The Logic and Metaphysics Workshop will meet on November 21st from 4:15-6:15 (NY time) in-person at the Graduate Center (Room 7314) for a talk by Marko Malink (NYU) and Anubav Vasudevan (University of Chicago).
Title: The origins of conditional logic: Theophrastus on hypothetical syllogisms
Abstract: Łukasiewicz maintained that “the first system of propositional logic was invented about half a century after Aristotle: it was the logic of the Stoics”. In this talk, we argue that the first system of propositional logic was, in fact, developed by Aristotle’s pupil Theophrastus. Theophrastus sought to establish the priority of categorical over propositional logic by reducing various modes of propositional reasoning to categorical form. To this end, he interpreted the conditional “If φ then ψ” as a categorical proposition “A holds of all B”, in which B corresponds to the antecedent φ, and A to the consequent ψ. Under this interpretation, Aristotle’s law of subalternation (A holds of all B, therefore A holds of some B) corresponds to a version of Boethius’ Thesis (If φ then ψ, therefore not: If φ then not-ψ). Jonathan Barnes has argued that this consequence renders Theophrastus’ program of reducing propositional to categorical logic inconsistent. In this paper, we show that Barnes’s objection is inconclusive. We argue that the system developed by Theophrastus is both non-trivial and consistent, and that the propositional logic generated by Theophrastus’ system is exactly the connexive variant of the first-degree fragment of intensional linear logic.

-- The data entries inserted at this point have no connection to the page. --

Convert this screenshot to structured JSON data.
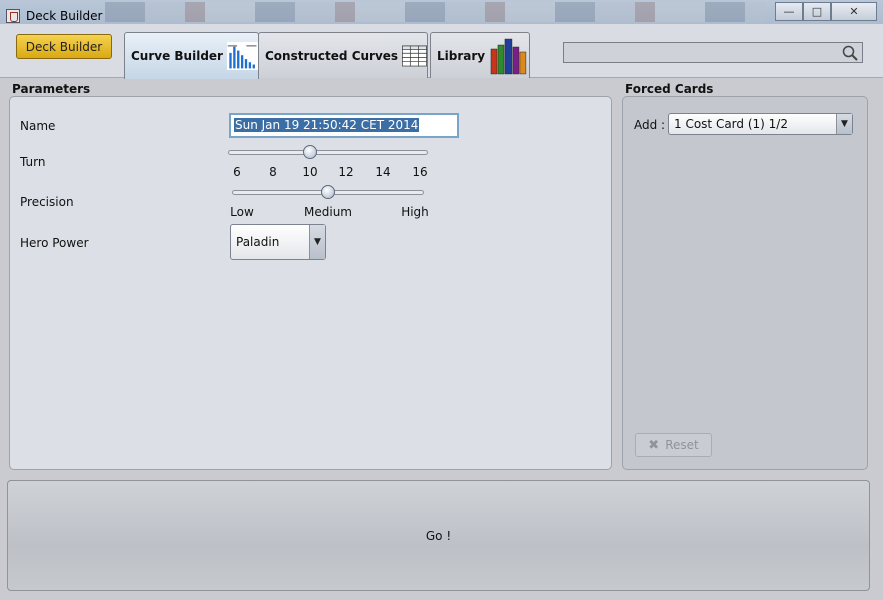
{
  "window": {
    "title": "Deck Builder"
  },
  "toolbar": {
    "deck_builder_button": "Deck Builder",
    "tabs": [
      {
        "label": "Curve Builder",
        "icon": "bar-chart-icon",
        "active": true
      },
      {
        "label": "Constructed Curves",
        "icon": "table-icon",
        "active": false
      },
      {
        "label": "Library",
        "icon": "books-icon",
        "active": false
      }
    ],
    "search": {
      "value": "",
      "icon": "search-icon"
    }
  },
  "parameters": {
    "title": "Parameters",
    "name": {
      "label": "Name",
      "value": "Sun Jan 19 21:50:42 CET 2014"
    },
    "turn": {
      "label": "Turn",
      "ticks": [
        "6",
        "8",
        "10",
        "12",
        "14",
        "16"
      ],
      "value": 10,
      "min": 6,
      "max": 16
    },
    "precision": {
      "label": "Precision",
      "ticks": [
        "Low",
        "Medium",
        "High"
      ],
      "value": "Medium"
    },
    "hero_power": {
      "label": "Hero Power",
      "value": "Paladin"
    }
  },
  "forced_cards": {
    "title": "Forced Cards",
    "add_label": "Add :",
    "add_value": "1 Cost Card (1) 1/2",
    "reset_label": "Reset"
  },
  "go_button": "Go !",
  "colors": {
    "accent_button": "#e1b52a",
    "selection": "#3a6ea5"
  }
}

The Logic and Metaphysics Workshop will meet on November 14th from 4:15-6:15 (NY time) in-person at the Graduate Center (Room 7314) for a talk by Christopher Izgin (Humboldt University).
Title: A new approach to Aristotle’s definitions of truth and falsehood in Metaphysics Γ.7
Abstract: At Metaphysics Γ.7, 1011b26–7, Aristotle defines truth and falsehood as follows: to assert of what is that it is or of what is not that it is not, is true; to assert of what is that it is not or of what is not that it is, is false. In their attempts to interpret the definitions, scholars usually distinguish between the veridical, 1-place, and 2-place uses of ‘to be’. The dominant view holds that all occurrences of ‘is’ in the definientia are interpreted veridically (Kahn 1966, Kirwan 1993, Crivelli 2004, Kimhi 2018, Szaif 2018). So the first truth condition is interpreted as follows: to assert of what is the case that it is the case, is true. I argue against this and side with those who favor a comprehensive—i.e. a jointly 1- and 2-place—interpretation (Matthen 1983, Wheeler 2011), according to which the first truth condition says: to assert of what is (F, exists) that it is (F, exists), is true. It is an open question how this interpretation makes Aristotle’s definitions sufficiently general so as to accommodate all propositional truth-value bearers. I first show that all Aristotelian propositions are reducible to propositions involving a 1- or 2-place ‘is’ and that formal properties, such as quantity and modality, merely modify the ‘is’, thus lending support to the comprehensive interpretation.